Does anyone know historically how much the price decreases per year on batteries in terms of capacity per dollar? Is there a Moore's Law for batteries?

I realize it is a little bit more complicated with batteries as energy density and power and other attributes also come into play. But, is there a way to estimate it just for capacity?

Based on what Mike said, at $65k for 35kWh, that works out to a little less than $2 per kWh.

I am curious where the price for this will be in 5 or 10 years, and how many years it will take for the price to be cut in half. Anyone know historically what has happened and what is likely to happen in the future?


You are right about the cost being based on multiple variables. The only reason I even consider looking at LiFeP04 chemistry over say Lithium Manganese batteries is because they have about four times the lifecycles. So really when pricing batteries you almost have to think in terms of "KWhcycles" rather than just KWh. The current batteries have lots of room to move in terms of price since the packs are basically hand built on a bench. As for a Moore's law equivalent, I've seen estimates ranging between 5 and 8 percent per year improvements. It hasn't exactly been a straight line either since nothing at all happened until the last couple of decades.


::I've been looking at LiFePO4 batteries (safe,2000 cycles,good temperature behaviour) and I could be looking at $5000 for 2.5kwh.

Offers from Taiwan for LiFePO4 right now are at $1000 per kwh. You are getting ripped off.


kert: $1000.00/kwh, Is that the for full package with a battery management system, charger, and case? I'm looking for a 60V pack (in two sections) with about 50ah.
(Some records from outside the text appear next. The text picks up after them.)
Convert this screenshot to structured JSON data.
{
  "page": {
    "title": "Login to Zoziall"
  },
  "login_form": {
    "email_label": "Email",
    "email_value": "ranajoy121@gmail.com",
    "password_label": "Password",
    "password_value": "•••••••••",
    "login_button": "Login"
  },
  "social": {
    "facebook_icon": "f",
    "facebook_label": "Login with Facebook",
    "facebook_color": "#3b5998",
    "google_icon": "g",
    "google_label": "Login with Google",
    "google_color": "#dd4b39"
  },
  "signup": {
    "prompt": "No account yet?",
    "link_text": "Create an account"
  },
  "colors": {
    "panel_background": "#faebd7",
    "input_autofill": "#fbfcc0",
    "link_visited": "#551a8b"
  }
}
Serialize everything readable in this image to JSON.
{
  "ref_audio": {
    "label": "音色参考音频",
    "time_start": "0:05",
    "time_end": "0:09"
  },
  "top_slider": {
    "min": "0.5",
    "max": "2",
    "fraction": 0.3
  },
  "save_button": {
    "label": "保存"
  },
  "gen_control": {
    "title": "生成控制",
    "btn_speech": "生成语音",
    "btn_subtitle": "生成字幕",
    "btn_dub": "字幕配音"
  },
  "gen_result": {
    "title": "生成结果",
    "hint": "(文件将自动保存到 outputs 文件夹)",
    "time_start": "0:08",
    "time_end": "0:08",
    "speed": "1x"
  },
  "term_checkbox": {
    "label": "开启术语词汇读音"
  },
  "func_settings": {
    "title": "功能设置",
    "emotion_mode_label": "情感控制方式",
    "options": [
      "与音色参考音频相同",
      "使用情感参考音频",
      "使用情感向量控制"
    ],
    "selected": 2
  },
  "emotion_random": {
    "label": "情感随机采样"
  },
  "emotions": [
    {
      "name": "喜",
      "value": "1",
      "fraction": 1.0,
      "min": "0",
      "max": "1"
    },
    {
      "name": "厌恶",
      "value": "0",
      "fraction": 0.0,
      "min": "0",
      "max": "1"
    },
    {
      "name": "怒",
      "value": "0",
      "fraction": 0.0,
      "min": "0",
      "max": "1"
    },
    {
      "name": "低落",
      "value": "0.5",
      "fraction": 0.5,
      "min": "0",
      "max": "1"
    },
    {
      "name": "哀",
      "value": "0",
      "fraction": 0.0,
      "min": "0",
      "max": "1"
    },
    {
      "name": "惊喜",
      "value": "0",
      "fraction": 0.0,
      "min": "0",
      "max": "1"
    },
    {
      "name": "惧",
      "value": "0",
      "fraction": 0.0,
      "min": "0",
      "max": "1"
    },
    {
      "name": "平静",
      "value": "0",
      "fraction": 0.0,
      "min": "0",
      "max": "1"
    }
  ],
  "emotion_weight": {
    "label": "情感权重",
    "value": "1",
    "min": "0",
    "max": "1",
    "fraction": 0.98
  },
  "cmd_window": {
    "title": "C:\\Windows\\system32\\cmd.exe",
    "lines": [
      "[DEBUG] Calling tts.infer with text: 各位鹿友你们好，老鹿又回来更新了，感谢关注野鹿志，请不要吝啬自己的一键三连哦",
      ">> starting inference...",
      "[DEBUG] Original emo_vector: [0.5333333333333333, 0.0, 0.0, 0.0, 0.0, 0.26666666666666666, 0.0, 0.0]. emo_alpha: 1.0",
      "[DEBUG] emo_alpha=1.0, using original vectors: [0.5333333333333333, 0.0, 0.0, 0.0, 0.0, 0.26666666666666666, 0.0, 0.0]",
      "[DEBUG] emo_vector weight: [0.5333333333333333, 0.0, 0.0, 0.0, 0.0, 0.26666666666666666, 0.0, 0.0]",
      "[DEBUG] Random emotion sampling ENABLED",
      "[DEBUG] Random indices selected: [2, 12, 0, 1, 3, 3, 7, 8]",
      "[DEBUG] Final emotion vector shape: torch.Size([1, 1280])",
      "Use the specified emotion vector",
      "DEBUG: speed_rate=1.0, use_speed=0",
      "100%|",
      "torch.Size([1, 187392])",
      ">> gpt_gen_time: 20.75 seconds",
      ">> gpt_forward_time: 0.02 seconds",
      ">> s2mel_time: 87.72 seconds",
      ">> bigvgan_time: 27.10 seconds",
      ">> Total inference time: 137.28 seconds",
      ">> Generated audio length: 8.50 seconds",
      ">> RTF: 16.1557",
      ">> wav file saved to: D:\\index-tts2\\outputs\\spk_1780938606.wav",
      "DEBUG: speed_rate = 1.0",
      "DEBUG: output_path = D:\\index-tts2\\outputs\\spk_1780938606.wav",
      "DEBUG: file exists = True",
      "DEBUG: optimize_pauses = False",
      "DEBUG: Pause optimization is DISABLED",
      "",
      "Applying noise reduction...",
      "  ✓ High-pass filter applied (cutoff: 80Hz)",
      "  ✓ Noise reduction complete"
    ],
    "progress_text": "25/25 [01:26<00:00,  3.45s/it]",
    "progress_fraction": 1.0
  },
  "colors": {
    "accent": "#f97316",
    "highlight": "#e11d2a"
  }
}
The most likely configuration that will fit my bike is 5 12V packs in serial. Do you know some vendor that can get me a better price?


They likely are bootstrapping. They cant afford a full order so they order a batch make the cars sell em and then now can order more.

Asfor costs going down.. not all that quickly. Thats why car makers hedge thier bets with batteries and fuek cekks and gensets... if batteries stay high you will see 8 kwh packs if fast 35...


According to their(Altair) recent conference call, which you can access from their website, they are on a manufacturing efficiency program that will take their costs down to $.33/kwh from $2 in 18-24 months. You have to remember that this is a research company. They have never produced anything. As a stockholder, i'm hoping one of the battery bigs buys them out for about $10/share. They essentially have EVERYTHING necessary in that battery to launch the age of the electric vehicle except cost and that's just a matter of time and volume. Also AES the big electric utility has recently bought an equtiy interest in this company and they are hinting at "stationary applications". So their market will ultimatley be bigger than just the car market, if you can get your head around that.

First Albany just upgraded them to a buy today.

Greg woulf

at $10,000 a 35kw/h pack I think this is a successful venture. The difference between this and an ICE motor in cost could be made up through cost of maintenance and fuel cost.

The faster recharge makes it good for long or short trips and the overnight home charging makes it more convenient for almost everyone, and friendly to the utility companies.


Neil, no, thats just for the large 10AH cylindrical cells. I'll be building my own prototype integrated BMS&Charger anyway.


Neil, if thats your working email address under your name i can forward you the materials that i have gotten from the company reps.


Kert: yes please. Although I don't have the skill set to create my own BMS and charger.